Je comprends les raisons politiques qui peuvent conduire à plaider pour une troisième voie, mais je ne pense pas qu’un tel discours « néo-centriste » puisse être entendu des peuples. En vérité, on peut avoir de forts doutes quant à la puissance réelle de ce clivage, qui oppose des européistes impuissants à rendre l’Europe homogène, fédérale et gouvernable à des souverainistes inconséquents, réticents à vouloir vraiment la fin de l’Union Européenne ou la sortie de la zone euro. Mais sur le plan des discours électoraux, lesquels font rarement dans la subtilité argumentative, il ne peut y avoir, face aux défis auxquels sont ou vont être confrontés les Européens (immigration, guerre commerciale), que des positions tranchées : ou bien on plaide pour l’instauration d’un souverainisme européen, ou bien pour la restauration de la souveraineté nationale. Les leaders politiques seront ceux qui parviendront à prendre la tête de chacun de ces deux camps.

Comment une opposition peut-elle exister dans une telle forme de polarisation de la vie politique ? En quoi l'injonction de choisir son camp, entre "progressistes" et "souverainistes" peut-elle effectivement museler toute tentative de proposer une alternative à ce débat entre contraires ? 

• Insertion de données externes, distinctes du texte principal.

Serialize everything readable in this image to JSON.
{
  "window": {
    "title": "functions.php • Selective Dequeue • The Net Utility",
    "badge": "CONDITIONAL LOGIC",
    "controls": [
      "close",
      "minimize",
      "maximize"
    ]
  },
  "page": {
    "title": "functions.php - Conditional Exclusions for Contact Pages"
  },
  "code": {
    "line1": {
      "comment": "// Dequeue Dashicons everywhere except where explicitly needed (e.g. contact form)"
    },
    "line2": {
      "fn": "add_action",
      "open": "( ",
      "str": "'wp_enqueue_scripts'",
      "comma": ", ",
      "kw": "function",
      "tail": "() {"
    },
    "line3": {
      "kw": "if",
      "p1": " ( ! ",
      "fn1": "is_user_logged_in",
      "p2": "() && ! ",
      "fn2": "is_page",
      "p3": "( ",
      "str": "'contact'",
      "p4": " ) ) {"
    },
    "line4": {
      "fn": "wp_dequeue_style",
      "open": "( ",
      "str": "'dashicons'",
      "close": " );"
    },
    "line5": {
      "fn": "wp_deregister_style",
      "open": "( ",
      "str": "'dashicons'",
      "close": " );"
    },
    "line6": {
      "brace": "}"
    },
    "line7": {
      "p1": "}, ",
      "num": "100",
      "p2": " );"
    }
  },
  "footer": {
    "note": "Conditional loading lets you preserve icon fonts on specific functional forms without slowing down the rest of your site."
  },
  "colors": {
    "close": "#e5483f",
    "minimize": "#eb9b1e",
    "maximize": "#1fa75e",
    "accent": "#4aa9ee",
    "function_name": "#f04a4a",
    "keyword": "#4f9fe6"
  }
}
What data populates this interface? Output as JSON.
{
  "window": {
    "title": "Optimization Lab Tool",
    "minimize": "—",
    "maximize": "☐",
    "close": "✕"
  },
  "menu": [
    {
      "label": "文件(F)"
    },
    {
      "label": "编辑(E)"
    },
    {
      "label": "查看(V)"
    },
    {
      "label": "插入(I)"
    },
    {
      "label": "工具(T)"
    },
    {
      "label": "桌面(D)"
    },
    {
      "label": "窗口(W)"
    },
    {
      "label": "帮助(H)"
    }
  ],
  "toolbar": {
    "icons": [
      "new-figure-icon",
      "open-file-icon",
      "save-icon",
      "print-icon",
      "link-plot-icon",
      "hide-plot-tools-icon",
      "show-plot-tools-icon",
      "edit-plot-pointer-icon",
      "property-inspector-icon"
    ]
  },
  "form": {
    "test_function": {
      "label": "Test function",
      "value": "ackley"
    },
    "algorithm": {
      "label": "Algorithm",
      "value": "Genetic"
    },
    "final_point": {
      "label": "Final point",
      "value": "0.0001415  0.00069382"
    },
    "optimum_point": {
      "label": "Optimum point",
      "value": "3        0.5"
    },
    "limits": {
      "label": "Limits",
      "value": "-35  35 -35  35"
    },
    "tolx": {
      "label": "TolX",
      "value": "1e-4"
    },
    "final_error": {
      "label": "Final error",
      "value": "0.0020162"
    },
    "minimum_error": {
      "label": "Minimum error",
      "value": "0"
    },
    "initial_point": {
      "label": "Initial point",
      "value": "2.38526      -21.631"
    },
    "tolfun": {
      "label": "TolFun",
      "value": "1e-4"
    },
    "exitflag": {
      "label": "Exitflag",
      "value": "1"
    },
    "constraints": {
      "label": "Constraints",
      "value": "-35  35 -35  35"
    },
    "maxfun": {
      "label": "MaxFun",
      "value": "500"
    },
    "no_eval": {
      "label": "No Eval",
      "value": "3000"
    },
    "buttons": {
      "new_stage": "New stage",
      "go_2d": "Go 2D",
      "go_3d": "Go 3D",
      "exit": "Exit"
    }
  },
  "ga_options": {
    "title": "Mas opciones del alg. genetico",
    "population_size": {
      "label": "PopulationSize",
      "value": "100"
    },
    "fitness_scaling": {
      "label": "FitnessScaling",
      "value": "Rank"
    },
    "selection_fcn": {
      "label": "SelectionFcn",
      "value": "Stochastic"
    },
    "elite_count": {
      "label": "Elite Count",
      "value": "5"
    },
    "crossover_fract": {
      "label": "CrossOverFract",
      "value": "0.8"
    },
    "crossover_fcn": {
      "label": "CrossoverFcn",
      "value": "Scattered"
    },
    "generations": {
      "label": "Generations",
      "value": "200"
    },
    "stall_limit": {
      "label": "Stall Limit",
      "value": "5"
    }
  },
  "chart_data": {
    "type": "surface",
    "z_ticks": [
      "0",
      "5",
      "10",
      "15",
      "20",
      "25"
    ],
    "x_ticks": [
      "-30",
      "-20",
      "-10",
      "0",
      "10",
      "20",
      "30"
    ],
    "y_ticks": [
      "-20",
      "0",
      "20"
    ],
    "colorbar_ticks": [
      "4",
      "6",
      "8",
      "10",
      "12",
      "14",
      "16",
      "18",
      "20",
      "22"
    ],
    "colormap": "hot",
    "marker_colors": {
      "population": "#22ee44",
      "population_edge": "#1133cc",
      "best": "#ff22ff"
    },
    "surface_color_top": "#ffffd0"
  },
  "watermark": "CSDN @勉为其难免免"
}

Maxime Tandonnet : On voit bien ce qui se passe en ce moment partout en Europe, avec le Brexit, la Pologne, la Hongrie, l'Italie, l'Allemagne, une montée de la fracture entre la bourgeoisie libérale et internationalisée et des milieux populaires dans l'ensemble réservés envers la mondialisation, la construction européenne et l'immigration. En somme, le président Macron choisit le camp de la première et se pose comme son leader. Il me semble que tout ceci fait partie de la grande dérive de la vie politique dans le spectacle. Elle a son héros et tout logiquement, son combat du bien contre le mal qui poursuit la logique du second tour de l'élection présidentielle de 2017. L'opposition républicaine a au contraire un rôle majeur à jouer dans ce contexte. Le rôle de cette opposition républicaine est de refuser cette logique en proposant une alternative globale, fondée sur le retour de la politique au sens noble du terme: non pas un spectacle mais une volonté de débat et d'action collective en faveur de l'intérêt général.  L'opposition républicaine, justement, doit absolument refuser d'entrer dans cette logique manichéenne et prôner l'unité et le respect. Son rôle est de pouver qu'il existe une troisième voie entre progressisme et nationalisme, qui est tout simplement, la démocratie. En dernier ressort, la souvernaineté doit appartenir au peuple et la loi de la majorité doit s'appliquer.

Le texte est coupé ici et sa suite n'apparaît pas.